DENVER -- Costs for individual health-care coverage could increase by as much as 40 percent next year, if insurance companies get their way with the Colorado Division of Insurance.

Insurers paid more claims than anticipated because people enrolled in individual plans have used more health-care services, according to the division's preliminary report. Adam Fox, director of strategic engagement for the Colorado Consumer Health Initiative, said the agency's next step is to see if the proposed rate hikes add up.

"If they don't, they will be asking insurers to reduce their rates," he said. "As we have seen in years past, that ends up saving Colorado consumers millions of dollars."

Fox said the initial filing shows that small employer plans could see single-digit increases or even lower premiums. He added that individuals who qualify for financial assistance through Connect for Health Colorado would get additional tax credits to help defray any rate increases.

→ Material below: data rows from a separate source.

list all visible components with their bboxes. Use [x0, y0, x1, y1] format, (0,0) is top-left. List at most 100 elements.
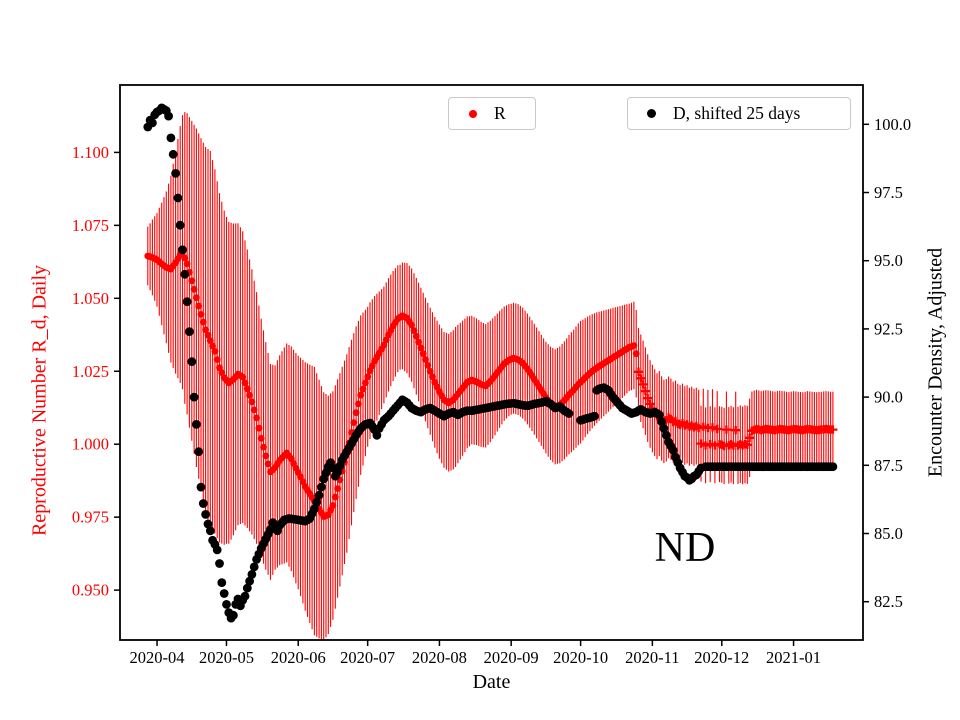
r-series-dot	[380, 341, 388, 349]
d-series-dot	[192, 420, 201, 429]
x-tick-label: 2020-06	[271, 648, 326, 667]
legend-box-r: R	[448, 97, 536, 130]
r-series-dot	[199, 318, 207, 326]
r-series-marker-icon	[469, 109, 477, 118]
d-series-dot	[187, 357, 197, 366]
x-tick-label: 2020-08	[412, 648, 467, 667]
d-series-dot	[194, 447, 204, 457]
d-series-dot	[173, 193, 183, 203]
r-series-dot	[211, 348, 219, 355]
d-series-dot	[229, 610, 238, 620]
d-series-dot	[166, 133, 176, 143]
r-series-dot	[181, 254, 189, 262]
r-series-dot	[429, 373, 436, 381]
d-series-dot	[564, 409, 574, 418]
d-series-dot	[312, 497, 322, 507]
d-series-dot	[668, 445, 678, 455]
r-series-dot	[419, 350, 427, 358]
d-series-dot	[182, 297, 192, 306]
r-series-dot	[255, 424, 263, 432]
r-series-dot	[630, 342, 638, 349]
r-series-dot	[257, 435, 265, 442]
d-series-marker-icon	[647, 109, 656, 118]
d-series-dot	[217, 578, 227, 587]
d-series-dot	[247, 570, 257, 579]
d-series-dot	[219, 589, 229, 598]
y-right-tick-label: 100.0	[874, 115, 911, 134]
r-series-dot	[260, 443, 267, 451]
d-series-dot	[659, 424, 669, 433]
y-left-tick-label: 1.075	[72, 216, 109, 235]
d-series-dot	[828, 462, 838, 472]
y-left-tick-label: 0.950	[72, 581, 109, 600]
r-series-dot	[412, 332, 420, 340]
x-tick-label: 2021-01	[766, 648, 821, 667]
y-right-tick-label: 90.0	[874, 388, 903, 407]
d-series-dot	[205, 526, 215, 536]
r-series-dot	[206, 337, 214, 344]
r-series-dot	[422, 356, 429, 363]
d-series-dot	[185, 327, 194, 336]
r-series-dot	[248, 398, 256, 406]
r-series-dot	[408, 321, 415, 329]
y-right-tick-label: 95.0	[874, 251, 903, 270]
d-series-dot	[657, 417, 666, 427]
r-series-dot	[357, 391, 365, 399]
d-series-dot	[222, 600, 231, 609]
r-series-dot	[632, 350, 640, 358]
r-series-dot	[352, 409, 360, 417]
y-right-tick-label: 97.5	[874, 183, 903, 202]
legend-box-d: D, shifted 25 days	[627, 97, 851, 130]
r-series-dot	[426, 367, 434, 375]
d-series-dot	[215, 559, 224, 568]
r-series-dot	[202, 326, 210, 334]
r-series-dot	[188, 277, 196, 285]
r-series-dot	[410, 327, 418, 335]
r-series-dot	[190, 285, 198, 293]
r-series-dot	[243, 385, 251, 393]
d-series-dot	[178, 245, 187, 255]
y-left-tick-label: 1.100	[72, 143, 109, 162]
y-right-tick-label: 92.5	[874, 319, 903, 338]
r-series-dot	[417, 344, 425, 352]
r-series-dot	[209, 342, 217, 350]
r-series-dot	[329, 502, 337, 509]
y-right-tick-label: 87.5	[874, 456, 903, 475]
r-series-dot	[197, 311, 205, 318]
r-series-dot	[264, 460, 272, 468]
x-tick-label: 2020-05	[199, 648, 254, 667]
d-series-dot	[201, 510, 211, 519]
d-series-dot	[249, 562, 259, 572]
d-series-dot	[203, 519, 213, 529]
r-series-dot	[350, 419, 358, 426]
d-series-dot	[372, 430, 382, 440]
legend-r-label: R	[494, 103, 506, 123]
x-tick-label: 2020-04	[130, 648, 185, 667]
y-left-tick-label: 1.000	[72, 435, 109, 454]
r-series-dot	[359, 385, 367, 393]
r-series-dot	[253, 414, 260, 422]
annotation-nd: ND	[654, 525, 716, 571]
y-left-tick-label: 1.025	[72, 362, 109, 381]
x-tick-label: 2020-11	[625, 648, 679, 667]
plot-frame	[119, 84, 864, 641]
d-series-dot	[148, 118, 157, 128]
d-series-dot	[212, 545, 222, 555]
d-series-dot	[175, 220, 185, 230]
d-series-dot	[168, 149, 178, 159]
r-series-dot	[241, 379, 249, 387]
d-series-dot	[245, 576, 255, 586]
d-series	[143, 103, 838, 623]
d-series-dot	[661, 430, 671, 440]
d-series-dot	[198, 499, 208, 508]
y-left-tick-label: 0.975	[72, 508, 109, 527]
y-right-tick-label: 85.0	[874, 524, 903, 543]
r-series-dot	[382, 336, 390, 344]
x-tick-label: 2020-07	[340, 648, 395, 667]
r-series-dot	[239, 373, 247, 381]
r-series-dot	[250, 406, 258, 414]
r-series-dot	[364, 373, 372, 381]
r-series-dot	[355, 400, 362, 408]
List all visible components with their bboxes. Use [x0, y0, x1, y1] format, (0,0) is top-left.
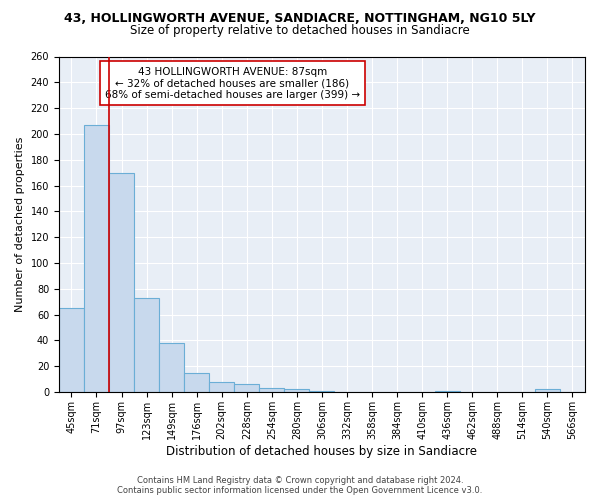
Text: 43, HOLLINGWORTH AVENUE, SANDIACRE, NOTTINGHAM, NG10 5LY: 43, HOLLINGWORTH AVENUE, SANDIACRE, NOTT…: [64, 12, 536, 26]
Text: Contains HM Land Registry data © Crown copyright and database right 2024.
Contai: Contains HM Land Registry data © Crown c…: [118, 476, 482, 495]
Bar: [59, 308, 84, 392]
Y-axis label: Number of detached properties: Number of detached properties: [15, 136, 25, 312]
Bar: [184, 372, 209, 392]
X-axis label: Distribution of detached houses by size in Sandiacre: Distribution of detached houses by size …: [166, 444, 478, 458]
Bar: [209, 382, 234, 392]
Bar: [234, 384, 259, 392]
Text: Size of property relative to detached houses in Sandiacre: Size of property relative to detached ho…: [130, 24, 470, 37]
Bar: [259, 388, 284, 392]
Bar: [109, 172, 134, 392]
Bar: [284, 390, 310, 392]
Bar: [310, 390, 334, 392]
Bar: [159, 343, 184, 392]
Bar: [535, 390, 560, 392]
Bar: [134, 298, 159, 392]
Bar: [434, 390, 460, 392]
Bar: [84, 125, 109, 392]
Text: 43 HOLLINGWORTH AVENUE: 87sqm
← 32% of detached houses are smaller (186)
68% of : 43 HOLLINGWORTH AVENUE: 87sqm ← 32% of d…: [105, 66, 360, 100]
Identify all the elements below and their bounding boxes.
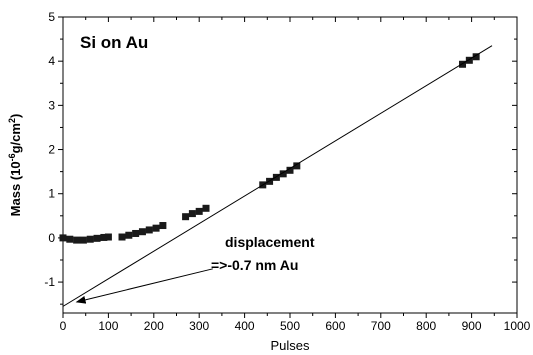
data-point [472, 53, 480, 61]
x-tick-label: 0 [60, 319, 67, 333]
x-tick-label: 900 [462, 319, 482, 333]
data-point [459, 60, 467, 68]
y-axis-title-sup: -6 [7, 153, 17, 161]
data-point [465, 56, 473, 64]
data-point [279, 170, 287, 178]
y-axis-title-sup: 2 [7, 118, 17, 123]
x-tick-label: 500 [280, 319, 300, 333]
data-point [100, 233, 108, 241]
data-point [73, 236, 81, 244]
x-tick-label: 100 [98, 319, 118, 333]
data-point [66, 235, 74, 243]
data-point [125, 231, 133, 239]
data-point [79, 236, 87, 244]
data-point [293, 162, 301, 170]
y-tick-label: 3 [48, 98, 55, 112]
y-tick-label: 5 [48, 10, 55, 24]
y-tick-label: -1 [44, 275, 55, 289]
x-tick-label: 1000 [504, 319, 531, 333]
data-point [59, 234, 67, 242]
y-axis-title-part: Mass (10 [8, 161, 23, 216]
data-point [86, 235, 94, 243]
x-tick-label: 200 [144, 319, 164, 333]
data-point [195, 207, 203, 215]
y-axis-title-part: g/cm [8, 123, 23, 153]
data-point [159, 222, 167, 230]
x-axis: 0 100 200 300 400 500 600 700 800 900 1000 [60, 17, 531, 333]
data-point [138, 228, 146, 236]
data-point [152, 224, 160, 232]
annotation-line-1: displacement [225, 234, 315, 250]
x-tick-label: 600 [325, 319, 345, 333]
annotation-line-2: =>-0.7 nm Au [211, 257, 298, 273]
x-tick-label: 700 [371, 319, 391, 333]
chart-title: Si on Au [80, 33, 148, 52]
x-tick-label: 400 [235, 319, 255, 333]
annotation-arrow [75, 268, 213, 304]
y-tick-label: 2 [48, 143, 55, 157]
data-point [182, 213, 190, 221]
fit-line [62, 45, 493, 307]
y-tick-label: 4 [48, 54, 55, 68]
x-tick-label: 300 [189, 319, 209, 333]
data-point [188, 210, 196, 218]
data-series [59, 53, 480, 244]
x-axis-title: Pulses [270, 338, 310, 353]
y-tick-label: 0 [48, 231, 55, 245]
y-axis-title: Mass (10-6g/cm2) [7, 114, 23, 217]
y-axis-title-part: ) [8, 114, 23, 118]
data-point [132, 229, 140, 237]
data-point [93, 234, 101, 242]
data-point [145, 226, 153, 234]
y-axis: -1 0 1 2 3 4 5 [44, 10, 517, 305]
data-point [202, 204, 210, 212]
data-point [272, 173, 280, 181]
x-tick-label: 800 [416, 319, 436, 333]
y-tick-label: 1 [48, 187, 55, 201]
data-point [118, 233, 126, 241]
data-point [286, 166, 294, 174]
data-point [104, 233, 112, 241]
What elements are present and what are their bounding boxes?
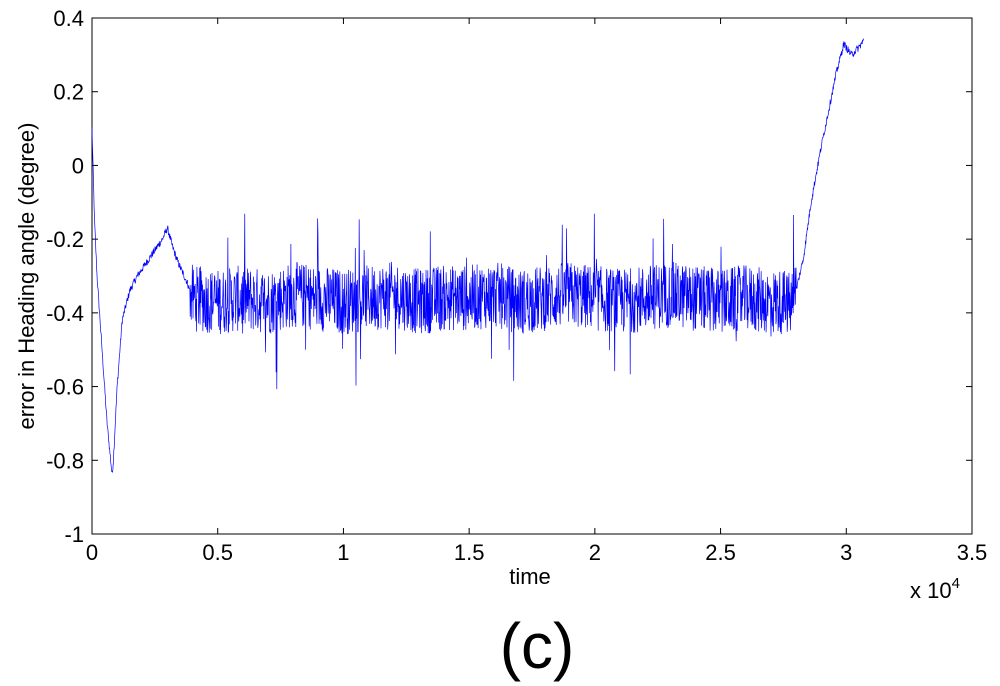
- x-tick-label: 3.5: [957, 540, 988, 565]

While United and Humana will not offer individual plans in 2017, he said, the introduction of Bright Health -- a new insurer -- could help keep rates competitive. He noted that the proposed increases are especially troubling for areas of the state where fewer plans and carriers are available, and more needs to be done to bring health costs in line.

"We really need to grapple with the underlying health-care costs," he said. "Health insurers should be doing more to control costs, but they don't have all the keys to that, and we really need to get a better handle on the underlying costs."

Because the Division of Insurance has the authority to make sure premium increases aren't discriminatory and are justified based on 2016 costs, Fox said, it's important for consumers to weigh in on the proposal by contacting the agency directly.

The DOI report is online at colorado.gov.